The crosslinker used in this study was produced by Avedro, Inc., in the United States. The crosslinker has a rapid crosslinking mode, which is significantly enhanced compared with that of the traditional crosslinker. Specifically, the traditional crosslinking instrument requires 30 minutes of irradiation,[31,32] whereas the accelerated crosslinking instrument only requires 160 s to reach the required energy level of 7.2 J/cm2; this greatly reduces the duration of surgery and associated discomfort in the patient. When determining the irradiation distance, the accelerated crosslinker focuses on the double “ten” words, which comprises adjustment of the cross-linking instrument irradiation head, alignment of the two “ten” characters to the corneal lesion area, and subsequent adjustment of irradiation distance to establish the lesion area. This approach provides greater accuracy than the traditional crosslinker when determining irradiation distance, thereby achieving a better crosslinking effect. In the present study, the VA was significantly improved in eyes that underwent CXL, compared with baseline; no corneal endothelium decompensation occurred.

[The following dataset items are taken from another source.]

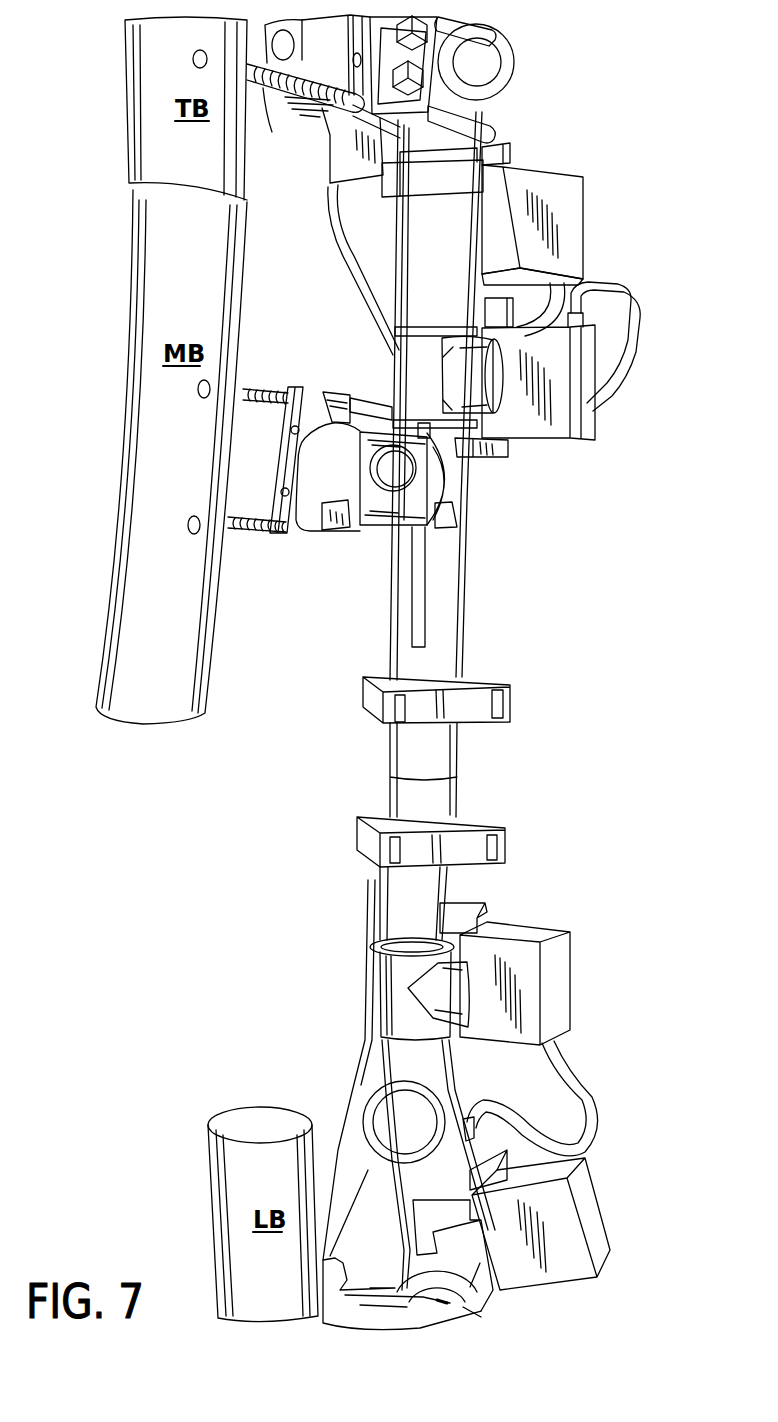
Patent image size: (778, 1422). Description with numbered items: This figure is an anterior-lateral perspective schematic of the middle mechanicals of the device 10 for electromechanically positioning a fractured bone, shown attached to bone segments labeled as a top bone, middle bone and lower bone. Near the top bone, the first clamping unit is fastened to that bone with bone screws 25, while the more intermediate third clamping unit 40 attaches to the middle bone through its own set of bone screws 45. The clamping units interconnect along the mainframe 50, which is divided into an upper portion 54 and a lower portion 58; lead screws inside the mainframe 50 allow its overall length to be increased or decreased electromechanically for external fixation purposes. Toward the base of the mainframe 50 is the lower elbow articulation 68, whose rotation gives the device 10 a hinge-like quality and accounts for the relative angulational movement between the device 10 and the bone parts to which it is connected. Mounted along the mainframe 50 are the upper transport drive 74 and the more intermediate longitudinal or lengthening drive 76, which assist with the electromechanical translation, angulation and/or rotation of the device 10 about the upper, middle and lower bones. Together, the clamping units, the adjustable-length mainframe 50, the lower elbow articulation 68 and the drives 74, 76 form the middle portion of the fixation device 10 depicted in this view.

The device 10 is at (592, 454).
The bone screws 25 is at (272, 132).
The third clamping unit 40 is at (323, 473).
The bone screws 45 is at (269, 387).
The mainframe 50 is at (368, 742).
The upper portion 54 is at (468, 607).
The lower portion 58 is at (350, 1100).
The lower elbow articulation 68 is at (467, 1272).
The upper transport drive 74 is at (567, 215).
The lengthening drive 76 is at (570, 973).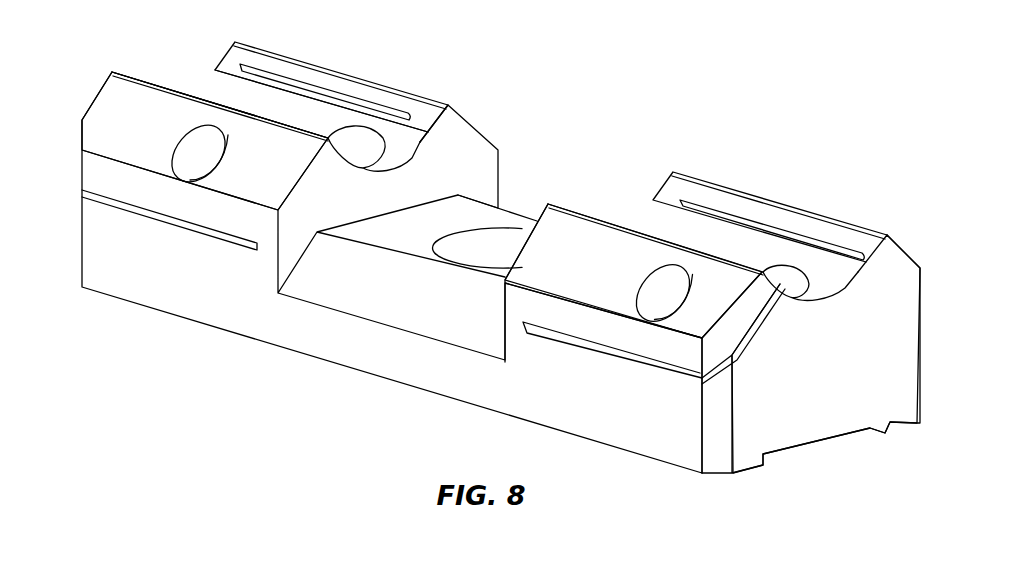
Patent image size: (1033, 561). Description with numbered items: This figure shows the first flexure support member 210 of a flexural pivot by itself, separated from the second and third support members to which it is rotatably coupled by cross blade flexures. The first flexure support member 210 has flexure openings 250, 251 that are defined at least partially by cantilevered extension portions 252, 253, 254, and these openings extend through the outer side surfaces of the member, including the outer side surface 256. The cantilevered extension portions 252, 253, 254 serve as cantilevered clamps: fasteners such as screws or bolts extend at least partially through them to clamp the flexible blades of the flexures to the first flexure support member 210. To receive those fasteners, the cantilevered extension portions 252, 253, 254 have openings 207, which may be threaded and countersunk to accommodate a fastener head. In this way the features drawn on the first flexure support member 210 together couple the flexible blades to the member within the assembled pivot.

In this study, although most eyes with infectious keratitis were cured after CXL treatment, four eyes did not achieve effective control, including one eye with bacterial keratitis and three eyes with fungal keratitis. During follow-up treatment, one eye with bacterial keratitis and one eye with fungal keratitis underwent keratoplasty; the remaining two eyes with fungal keratitis were subjected to silver nitrate cauterization and achieved cure. Thus, for patients with CXL treatment failure, drug control should be considered initially. If the condition does not improve, bacterial keratitis should be treated with keratoplasty, while fungal keratitis can be treated with silver nitrate cauterization or keratoplasty. The lesion will increase in size after cauterization; however, the scope of cauterization will gradually diminish, resulting in improved vision. Importantly, silver nitrate exhibits considerable corrosiveness.[33] After cauterization, patients experience strong irritation symptoms within 1 to 2 days, and the corneal ulcer forms a severe corneal scar after healing. If the lesion is located in the central area of the cornea, the patient’s vision will be substantially impacted by cauterization. Although the corneal scar will gradually fade, this process is slow, and the patient will experience reduced quality of life during recovery. Hence, silver nitrate treatment is not the first choice for eyes with fungal keratitis.[34]

In conclusion, accelerated CXL is a safe and simple surgical method for eyes with infectious keratitis. It can shorten the course of disease and improve vision for cured patients. Our findings illustrate that accelerated CXL can be used as an effective supplementary treatment for eyes with infectious keratitis, thus reducing the incidence of keratitis complications, improving the cure rate of keratitis, and reducing the need for therapeutic keratoplasty. However, this study mainly focused on the use of CXL in patients with infectious keratitis that was resistant to drug treatment. Additional research is needed to determine whether CXL should be used in eyes with early-stage infectious keratitis.